Fans remember Ball best for iconic roles on sitcoms such as “I Love Lucy,” from 1951 until 1957, and “The Lucy-Desi Comedy Hour,” which aired from 1957 until 1960.
However, the Hollywood icon wasn’t always in love with tinsel town. Near the end of her life, Ball went on the record, confessing that she was disappointed with the direction television was taking.
During an interview before her death, Lucille Ball opened up about her experience in the entertainment industry and how she had watched it ebb and flow throughout the years.
Lucille Ball Before ‘I Love Lucy’
After making a name for herself as one of Hollywood’s most influential people, she never shied away from criticizing the industry. The “queen of comedy” made herself known as a businesswoman in the 1930s and appeared in more than 50 films before she starred in the most successful comedy series on American television.

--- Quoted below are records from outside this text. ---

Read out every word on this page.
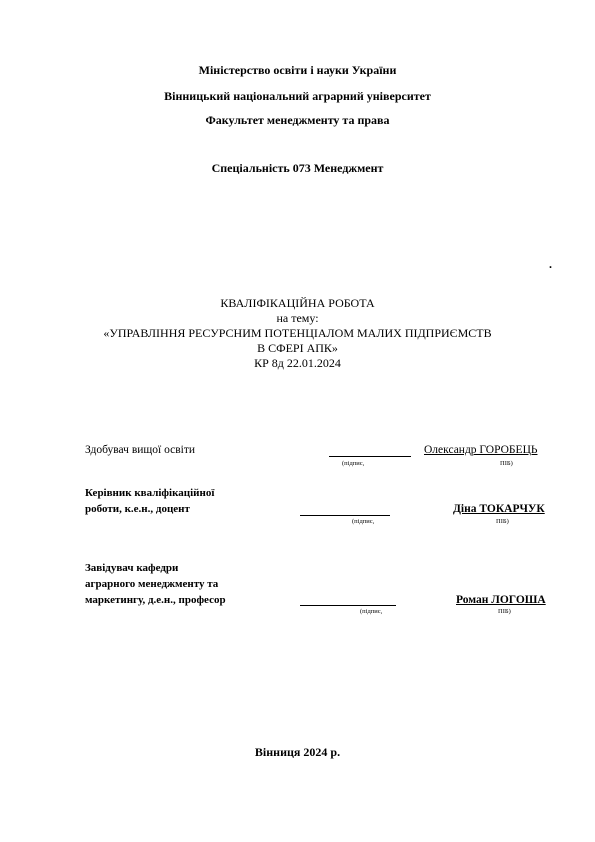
Міністерство освіти і науки України
Вінницький національний аграрний університет
Факультет менеджменту та права
Спеціальність 073 Менеджмент
.
КВАЛІФІКАЦІЙНА РОБОТА
на тему:
«УПРАВЛІННЯ РЕСУРСНИМ ПОТЕНЦІАЛОМ МАЛИХ ПІДПРИЄМСТВ
В СФЕРІ АПК»
КР 8д 22.01.2024
Здобувач вищої освіти	Олександр ГОРОБЕЦЬ
(підпис,	ПІБ)
Керівник кваліфікаційної
роботи, к.е.н., доцент	Діна ТОКАРЧУК
(підпис,	ПІБ)
Завідувач кафедри
аграрного менеджменту та
маркетингу, д.е.н., професор	Роман ЛОГОША
(підпис,	ПІБ)
Вінниця 2024 р.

However, it wasn’t an easy road for Ball.
“I literally starved,” Ball told the two students about her early years struggling to perform in New York City before Hollywood came calling. “I was young, very backward and awkward. Vaudeville was the only thing I knew so I tried to break in.
Unfortunately for me, Vaudeville was already dead and gone. The lack of food and work forced me into modeling. I finally became a showgirl, and my first job in Hollywood was as a showgirl. I came out here to Los Angeles only expecting to stay for six weeks. I’ve never left.”
Even though she endured challenges, it would pay off for Ball. Forty-four million people tuned in regularly during its tenure on CBS. In addition, “I Love Lucy” aired in syndication in more than 80 countries.
Furthermore, when Ball wasn’t on the set, she worked at Desilu Productions, famously described as one of Hollywood’s biggest and most successful television companies. In 1968, she took it a step further and branched out to form her own company: Lucille Ball Productions.
Yet even in her old age, she stayed humble. During the interview, she attributes the show’s success to the writers who crafted the stories.